Сравнение нуклеотидной последовательности участка гена tefla с указанием расположения прямых и обратных праймеров для видов F роае. F sporotrichioides, F langsethiae и общего для трех видов зонда (А) и обратного праймера для вида F. sporotrichioides (Б)
В кодах выравниваемых последовательностей Fp обозначает F. роае, FI - F. langsethiae, Fsp - F. sporotrichioides Локусы, гомологичные праймерам и зондам, были соотнесены со структурой гена tefla. На основании этого было показано, что прямые праимеры для видов F. graminearum, F culmorum, F tricinctum, F avenaceum гомологичны к участку интрона 2, обратные праимеры для этих видов -экзона 4, а зонды гомологичны области экзона 3. Прямые праимеры для видов F. роае, F. sporotrichioides, F. langsethiae локализованы на участках интрона 1, а обратные праймеры и зонд гомологичны к областям интрона 2 гена tefla (рис. 13). Таким образом, большая часть олигонуклеотидов была подобрана к нуклеотидным последовательностям интронов.

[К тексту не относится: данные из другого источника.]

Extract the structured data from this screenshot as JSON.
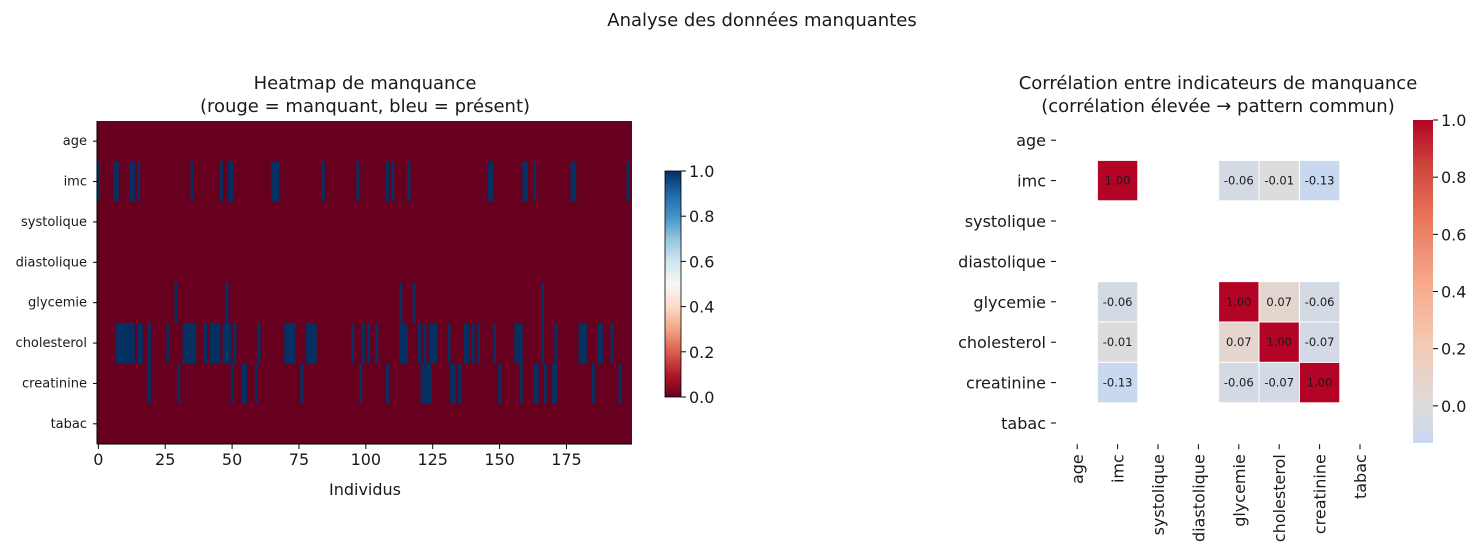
{
  "title": "Analyse des données manquantes",
  "colors": {
    "missing": "#67001f",
    "present": "#053061",
    "axis": "#000000",
    "text": "#1a1a1a"
  },
  "chart_data": [
    {
      "type": "heatmap",
      "title_line1": "Heatmap de manquance",
      "title_line2": "(rouge = manquant, bleu = présent)",
      "xlabel": "Individus",
      "ylabel": "",
      "xlim": [
        0,
        199
      ],
      "xticks": [
        "0",
        "25",
        "50",
        "75",
        "100",
        "125",
        "150",
        "175"
      ],
      "xtick_values": [
        0,
        25,
        50,
        75,
        100,
        125,
        150,
        175
      ],
      "n_individuals": 200,
      "variables": [
        "age",
        "imc",
        "systolique",
        "diastolique",
        "glycemie",
        "cholesterol",
        "creatinine",
        "tabac"
      ],
      "value_legend": {
        "0": "manquant",
        "1": "présent"
      },
      "present_indices": {
        "age": [],
        "imc": [
          0,
          6,
          7,
          12,
          13,
          15,
          35,
          46,
          49,
          50,
          65,
          66,
          67,
          84,
          97,
          108,
          110,
          116,
          146,
          147,
          159,
          160,
          163,
          177,
          178,
          198
        ],
        "systolique": [],
        "diastolique": [],
        "glycemie": [
          29,
          48,
          113,
          118,
          166
        ],
        "cholesterol": [
          7,
          8,
          9,
          10,
          11,
          12,
          13,
          15,
          16,
          19,
          26,
          32,
          33,
          34,
          35,
          36,
          40,
          42,
          43,
          44,
          45,
          47,
          48,
          49,
          51,
          60,
          70,
          71,
          72,
          73,
          78,
          79,
          80,
          81,
          95,
          99,
          101,
          104,
          113,
          114,
          115,
          120,
          122,
          124,
          125,
          126,
          131,
          137,
          138,
          140,
          142,
          148,
          156,
          157,
          158,
          166,
          171,
          180,
          181,
          182,
          187,
          188,
          192
        ],
        "creatinine": [
          19,
          30,
          50,
          54,
          55,
          59,
          76,
          98,
          108,
          121,
          122,
          123,
          124,
          132,
          133,
          135,
          150,
          158,
          163,
          164,
          167,
          170,
          171,
          185,
          195
        ],
        "tabac": []
      },
      "colorbar": {
        "ticks": [
          "0.0",
          "0.2",
          "0.4",
          "0.6",
          "0.8",
          "1.0"
        ],
        "min": 0,
        "max": 1
      }
    },
    {
      "type": "heatmap",
      "title_line1": "Corrélation entre indicateurs de manquance",
      "title_line2": "(corrélation élevée → pattern commun)",
      "variables": [
        "age",
        "imc",
        "systolique",
        "diastolique",
        "glycemie",
        "cholesterol",
        "creatinine",
        "tabac"
      ],
      "matrix": [
        [
          null,
          null,
          null,
          null,
          null,
          null,
          null,
          null
        ],
        [
          null,
          1.0,
          null,
          null,
          -0.06,
          -0.01,
          -0.13,
          null
        ],
        [
          null,
          null,
          null,
          null,
          null,
          null,
          null,
          null
        ],
        [
          null,
          null,
          null,
          null,
          null,
          null,
          null,
          null
        ],
        [
          null,
          -0.06,
          null,
          null,
          1.0,
          0.07,
          -0.06,
          null
        ],
        [
          null,
          -0.01,
          null,
          null,
          0.07,
          1.0,
          -0.07,
          null
        ],
        [
          null,
          -0.13,
          null,
          null,
          -0.06,
          -0.07,
          1.0,
          null
        ],
        [
          null,
          null,
          null,
          null,
          null,
          null,
          null,
          null
        ]
      ],
      "cell_labels": [
        [
          null,
          null,
          null,
          null,
          null,
          null,
          null,
          null
        ],
        [
          null,
          "1.00",
          null,
          null,
          "-0.06",
          "-0.01",
          "-0.13",
          null
        ],
        [
          null,
          null,
          null,
          null,
          null,
          null,
          null,
          null
        ],
        [
          null,
          null,
          null,
          null,
          null,
          null,
          null,
          null
        ],
        [
          null,
          "-0.06",
          null,
          null,
          "1.00",
          "0.07",
          "-0.06",
          null
        ],
        [
          null,
          "-0.01",
          null,
          null,
          "0.07",
          "1.00",
          "-0.07",
          null
        ],
        [
          null,
          "-0.13",
          null,
          null,
          "-0.06",
          "-0.07",
          "1.00",
          null
        ],
        [
          null,
          null,
          null,
          null,
          null,
          null,
          null,
          null
        ]
      ],
      "vmin": -0.13,
      "vmax": 1.0,
      "colorbar": {
        "ticks": [
          "0.0",
          "0.2",
          "0.4",
          "0.6",
          "0.8",
          "1.0"
        ],
        "tick_values": [
          0.0,
          0.2,
          0.4,
          0.6,
          0.8,
          1.0
        ]
      }
    }
  ]
}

Схематическое изображение гена tefla грибов рода Fusarium с указанием локализации праймеров и зондов, сконструированных для идентификации исследуемых видов
Для того чтобы оценить эффективность подобранных праймеров их тестировали с изолятами того вида, к которому они были подобраны, затем проверяли специфичность праймеров, тестируя их на изолятах шести других видов рода Fusarium. Для проведения ГЩР использовали универсальную программу с температурами отжига 64С/67С/70С: (93С - 90 сек) - 1 цикл; (93С - 20 сек, 64С/67С/70С - 10 сек) - 5 циклов; (93С - 1 сек, 64оС/67С/70С - 10 сек) - 40 циклов. Праймеры, дававшие перекрестную реакцию с ДНК изолятов других видов выбраковывались.

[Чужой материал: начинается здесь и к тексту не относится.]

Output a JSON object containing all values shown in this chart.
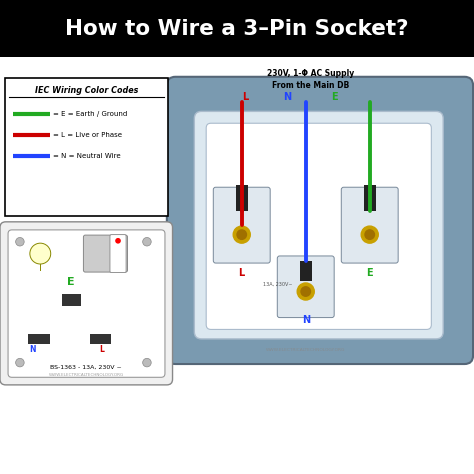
{
  "title": "How to Wire a 3–Pin Socket?",
  "title_bg": "#000000",
  "title_color": "#ffffff",
  "bg_color": "#ffffff",
  "supply_text_line1": "230V, 1-Φ AC Supply",
  "supply_text_line2": "From the Main DB",
  "legend_title": "IEC Wiring Color Codes",
  "legend_items": [
    {
      "color": "#22aa22",
      "label": "= E = Earth / Ground"
    },
    {
      "color": "#cc0000",
      "label": "= L = Live or Phase"
    },
    {
      "color": "#2244ff",
      "label": "= N = Neutral Wire"
    }
  ],
  "wire_colors": {
    "L": "#cc0000",
    "N": "#2244ff",
    "E": "#22aa22"
  },
  "terminal_labels": {
    "L": "#cc0000",
    "N": "#2244ff",
    "E": "#22aa22"
  },
  "socket_bg": "#7a9ab0",
  "socket_face": "#e8eef2",
  "watermark": "WWW.ELECTRICALTECHNOLOGY.ORG",
  "bs_text": "BS-1363 - 13A, 230V ~"
}
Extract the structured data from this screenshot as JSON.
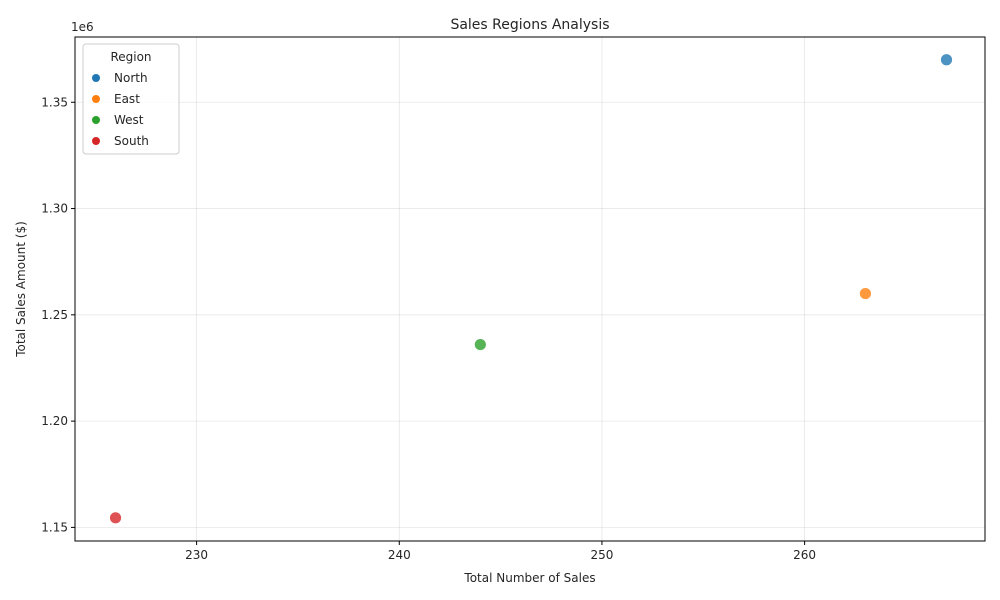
{
  "chart_data": {
    "type": "scatter",
    "title": "Sales Regions Analysis",
    "xlabel": "Total Number of Sales",
    "ylabel": "Total Sales Amount ($)",
    "y_offset_label": "1e6",
    "xlim": [
      224.0,
      268.9
    ],
    "ylim": [
      1143600,
      1380700
    ],
    "xticks": [
      230,
      240,
      250,
      260
    ],
    "yticks": [
      1.15,
      1.2,
      1.25,
      1.3,
      1.35
    ],
    "ytick_labels": [
      "1.15",
      "1.20",
      "1.25",
      "1.30",
      "1.35"
    ],
    "grid": true,
    "legend": {
      "title": "Region",
      "placement": "upper-left"
    },
    "series": [
      {
        "name": "North",
        "color": "#1f77b4",
        "points": [
          [
            267,
            1370000
          ]
        ]
      },
      {
        "name": "East",
        "color": "#ff7f0e",
        "points": [
          [
            263,
            1260000
          ]
        ]
      },
      {
        "name": "West",
        "color": "#2ca02c",
        "points": [
          [
            244,
            1236000
          ]
        ]
      },
      {
        "name": "South",
        "color": "#d62728",
        "points": [
          [
            226,
            1154500
          ]
        ]
      }
    ]
  }
}
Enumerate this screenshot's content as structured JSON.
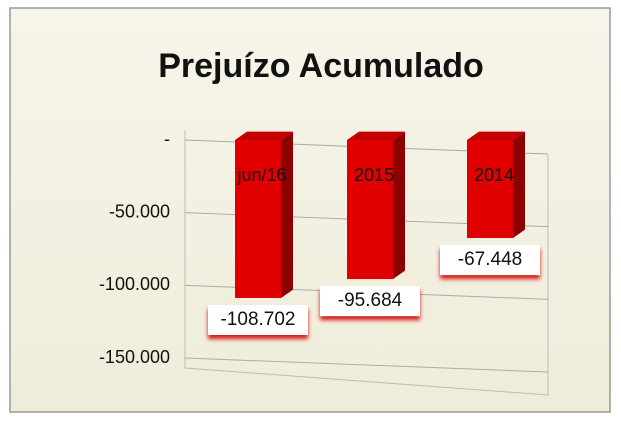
{
  "chart_data": {
    "type": "bar3d",
    "title": "Prejuízo Acumulado",
    "categories": [
      "jun/16",
      "2015",
      "2014"
    ],
    "values": [
      -108702,
      -95684,
      -67448
    ],
    "value_labels": [
      "-108.702",
      "-95.684",
      "-67.448"
    ],
    "color": "#e00000",
    "ylim": [
      -150000,
      0
    ],
    "yticks": [
      {
        "value": 0,
        "label": "-"
      },
      {
        "value": -50000,
        "label": "-50.000"
      },
      {
        "value": -100000,
        "label": "-100.000"
      },
      {
        "value": -150000,
        "label": "-150.000"
      }
    ],
    "grid": true
  }
}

При проведении ПЦР с праймерами fGtefF и fGtefR для вида F. graminearum, наряду с образованием ПЦР-фрагментов с ДНК изолятов вида F. graminearum длиной около 350 п.н., наблюдалась перекрестная реакция с ДНК изолята 46504 вида F. culmorum с образованием ампликона той же длины (данные не приводятся). При тестировании комбинации праймеров fGtefF и GRMtR2 с ДНК изолятов вида F. graminearum были получены фрагменты ожидаемой длины (рис. 14), а с изолятами остальных шести видов перекрестной реакции не наблюдалось.